Murphy’s Haystacks are a group of ancient, wind-worn rock of pink granite located between Streaky Bay and Port Kenny on the Eyre Peninsula in South Australia. Set in the middle of a wheat field and surrounded by mallee scrub, they are one of the most popular and photographed attractions on the Eyre Peninsula.
Murphy’s Haystacks are what geologists call inselberg, which are isolated rocky hills or ridges that rise abruptly from a gently sloping or virtually level surrounding plain. An inselberg forms when a body of hard rock surrounded by a layer of soft rock becomes exposed to erosion. The less resistant outer layer is eroded away to form a plain, leaving the more resistant rock behind as an isolated mountain.
The process that created Murphy's Haystacks began some 1,500 million years ago when boiling magma filled crevices below the earth’s surface and then cooled, laying down a granite base. The present formations you see at Murphy’s haystacks were formed 100,000 years ago and were buried within the earth until about 34,000 years ago when they were uncovered by severe erosion, which exposed them in their present state as pillars or boulders. The “haystacks” continue to be eroded till this date, giving them fantastic shapes.

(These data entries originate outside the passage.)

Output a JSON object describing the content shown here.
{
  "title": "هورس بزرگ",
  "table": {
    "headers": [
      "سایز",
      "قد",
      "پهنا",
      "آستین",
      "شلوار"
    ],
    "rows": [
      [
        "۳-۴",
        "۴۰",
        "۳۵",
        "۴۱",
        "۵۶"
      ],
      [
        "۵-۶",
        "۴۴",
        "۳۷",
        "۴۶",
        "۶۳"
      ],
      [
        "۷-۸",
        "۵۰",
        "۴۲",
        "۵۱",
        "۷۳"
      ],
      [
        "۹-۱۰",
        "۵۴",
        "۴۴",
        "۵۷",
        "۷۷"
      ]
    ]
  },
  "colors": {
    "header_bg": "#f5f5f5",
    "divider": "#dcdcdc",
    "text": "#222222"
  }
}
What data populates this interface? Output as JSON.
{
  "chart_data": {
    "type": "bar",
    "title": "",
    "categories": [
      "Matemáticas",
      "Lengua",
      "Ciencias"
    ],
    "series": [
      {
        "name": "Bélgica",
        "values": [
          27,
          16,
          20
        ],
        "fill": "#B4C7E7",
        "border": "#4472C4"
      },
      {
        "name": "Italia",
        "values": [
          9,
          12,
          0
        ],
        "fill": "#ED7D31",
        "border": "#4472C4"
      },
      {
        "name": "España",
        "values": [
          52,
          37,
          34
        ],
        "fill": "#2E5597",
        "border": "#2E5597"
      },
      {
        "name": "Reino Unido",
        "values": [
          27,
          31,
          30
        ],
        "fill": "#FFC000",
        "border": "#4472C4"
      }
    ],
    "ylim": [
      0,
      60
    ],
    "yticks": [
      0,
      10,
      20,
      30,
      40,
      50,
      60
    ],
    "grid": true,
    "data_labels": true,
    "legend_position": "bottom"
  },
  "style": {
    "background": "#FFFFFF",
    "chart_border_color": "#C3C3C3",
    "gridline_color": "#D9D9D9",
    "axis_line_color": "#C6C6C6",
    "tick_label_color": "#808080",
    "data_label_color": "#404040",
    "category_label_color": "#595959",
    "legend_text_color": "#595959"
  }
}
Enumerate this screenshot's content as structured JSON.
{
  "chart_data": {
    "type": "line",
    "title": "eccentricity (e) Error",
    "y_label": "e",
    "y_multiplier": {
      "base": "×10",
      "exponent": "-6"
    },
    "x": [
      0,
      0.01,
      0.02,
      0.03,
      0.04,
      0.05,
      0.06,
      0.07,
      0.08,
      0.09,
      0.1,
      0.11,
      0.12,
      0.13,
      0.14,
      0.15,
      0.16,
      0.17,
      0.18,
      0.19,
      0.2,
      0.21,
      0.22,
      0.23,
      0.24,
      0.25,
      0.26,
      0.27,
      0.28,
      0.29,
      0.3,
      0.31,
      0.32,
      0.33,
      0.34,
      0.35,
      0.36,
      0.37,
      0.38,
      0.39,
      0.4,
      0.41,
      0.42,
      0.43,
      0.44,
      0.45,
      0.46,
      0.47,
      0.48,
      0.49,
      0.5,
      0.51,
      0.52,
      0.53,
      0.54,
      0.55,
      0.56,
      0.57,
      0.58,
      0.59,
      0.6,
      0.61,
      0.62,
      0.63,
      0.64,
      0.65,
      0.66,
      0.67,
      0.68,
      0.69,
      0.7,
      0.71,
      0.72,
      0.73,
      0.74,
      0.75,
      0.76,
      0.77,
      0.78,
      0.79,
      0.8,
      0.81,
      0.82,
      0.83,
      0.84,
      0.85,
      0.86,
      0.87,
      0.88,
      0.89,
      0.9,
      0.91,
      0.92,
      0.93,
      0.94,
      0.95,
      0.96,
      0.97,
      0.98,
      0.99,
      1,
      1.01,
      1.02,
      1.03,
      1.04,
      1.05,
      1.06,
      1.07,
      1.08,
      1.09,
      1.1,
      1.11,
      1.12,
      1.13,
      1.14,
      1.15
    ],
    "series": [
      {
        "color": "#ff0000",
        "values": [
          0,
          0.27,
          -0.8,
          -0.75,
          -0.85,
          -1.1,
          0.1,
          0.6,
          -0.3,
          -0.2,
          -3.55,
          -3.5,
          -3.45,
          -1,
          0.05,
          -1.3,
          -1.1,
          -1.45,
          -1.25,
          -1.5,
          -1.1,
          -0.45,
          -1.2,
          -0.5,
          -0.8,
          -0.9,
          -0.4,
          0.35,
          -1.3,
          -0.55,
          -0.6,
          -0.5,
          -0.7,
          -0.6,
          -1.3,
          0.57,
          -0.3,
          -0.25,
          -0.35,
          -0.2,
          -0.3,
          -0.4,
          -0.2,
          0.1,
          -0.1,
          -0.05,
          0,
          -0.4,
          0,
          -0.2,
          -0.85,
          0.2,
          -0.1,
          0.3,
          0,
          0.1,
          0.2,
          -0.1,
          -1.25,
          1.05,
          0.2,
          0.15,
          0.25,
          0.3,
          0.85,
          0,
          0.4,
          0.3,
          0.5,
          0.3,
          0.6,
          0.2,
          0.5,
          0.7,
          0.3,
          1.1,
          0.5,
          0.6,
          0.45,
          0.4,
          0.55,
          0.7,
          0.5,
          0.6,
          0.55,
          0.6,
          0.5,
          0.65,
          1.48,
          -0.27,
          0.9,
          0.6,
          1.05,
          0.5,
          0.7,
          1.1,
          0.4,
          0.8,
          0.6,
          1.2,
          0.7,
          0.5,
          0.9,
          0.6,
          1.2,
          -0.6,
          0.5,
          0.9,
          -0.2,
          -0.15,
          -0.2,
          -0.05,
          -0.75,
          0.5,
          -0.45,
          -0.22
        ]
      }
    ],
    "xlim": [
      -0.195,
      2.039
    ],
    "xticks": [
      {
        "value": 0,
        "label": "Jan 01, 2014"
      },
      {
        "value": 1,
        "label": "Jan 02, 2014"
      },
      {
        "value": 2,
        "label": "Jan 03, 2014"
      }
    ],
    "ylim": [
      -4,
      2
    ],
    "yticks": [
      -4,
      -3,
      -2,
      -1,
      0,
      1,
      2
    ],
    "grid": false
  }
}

The haystacks are located on a private property belonging to Dennis Cash, the grandson of Denis Murphy, who purchased the farm in 1889. The inselbergs were popular with family and friends, and could be seen from the distance by the passengers of the local mail run stagecoach. Legend says that once a prominent agricultural expert was passing by the farm when he saw the landmark from the road. Not realizing that they were rocks, the man remarked “the farmer must have harrowed his land to produce such an impressive abundance of hay”. The mail coach driver, being a local man knew they were on the Murphys' property. From then on he amused his passengers by referring to the distant inselbergs as ‘Murphys Haystacks’.